Our study has several limitations. NHANES collects insurance type at the time of interview without any validation. If types of insurance were misclassified, it might dilute the true effect on mortality in our sample. This is important because the reported prevalence of Medicaid and Medicare recipients in our study is smaller than in the general population for the study period.50
After the interview, the gain or loss of coverage was not measurable. Furthermore, NHANES does not have data regarding the duration of insurance coverage or the amount of cost sharing (out-of-pocket expenses) experienced by the participants. Also, this analysis included a time period that predates ACA legislation in the United States.

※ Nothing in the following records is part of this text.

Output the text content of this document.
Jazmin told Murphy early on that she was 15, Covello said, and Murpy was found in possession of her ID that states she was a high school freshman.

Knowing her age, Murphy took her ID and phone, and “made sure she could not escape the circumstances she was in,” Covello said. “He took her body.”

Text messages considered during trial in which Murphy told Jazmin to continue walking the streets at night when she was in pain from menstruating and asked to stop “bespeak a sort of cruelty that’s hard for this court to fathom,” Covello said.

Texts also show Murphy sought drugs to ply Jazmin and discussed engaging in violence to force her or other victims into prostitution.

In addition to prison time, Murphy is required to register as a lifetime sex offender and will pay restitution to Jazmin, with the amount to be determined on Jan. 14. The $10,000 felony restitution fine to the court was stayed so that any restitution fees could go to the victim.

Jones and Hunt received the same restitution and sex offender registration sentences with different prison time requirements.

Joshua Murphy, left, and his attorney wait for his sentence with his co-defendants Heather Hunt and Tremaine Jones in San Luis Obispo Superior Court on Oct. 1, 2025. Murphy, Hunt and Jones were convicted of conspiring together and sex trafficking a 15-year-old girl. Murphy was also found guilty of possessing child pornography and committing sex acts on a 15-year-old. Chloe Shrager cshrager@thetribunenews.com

The impact of the insurance expansion through ACA must be analyzed in the future. Lastly, we excluded dually eligible individuals from our study because they were classified as having 2 types of insurance. We believe this exclusion had a minimal effect because this cohort included fewer than 1% of NHANES participants from 2000 to 2010. Nevertheless, our analysis still produced a number of results that are supported by the literature, indicating the validity of our analytic approach.
Our data show that HCV-infected individuals are at twice the risk for mortality. Additionally, patients with Medicaid had higher mortality than privately insured patients with HCV. In fact, having Medicaid coverage in HCV-infected patients independently contributed to the mortality outcomes. Given the high prevalence of HCV in the Medicaid population and their increased risk of mortality (both related to HCV and Medicaid coverage), these patients require special attention. Now that the availability of highly effective treatment regimens is wider, access to these regimens for the Medicaid population with HCV is urgently needed. In this context, it is critical that policy makers provide adequate resources to Medicaid programs to deal with this urgent need. Further research is warranted to assess the impact of the ACA, new antiviral regimens, and recent changes in the payer coverage restrictions for HCV treatment on the coverage and completion of treatment among these HCV-infected patients.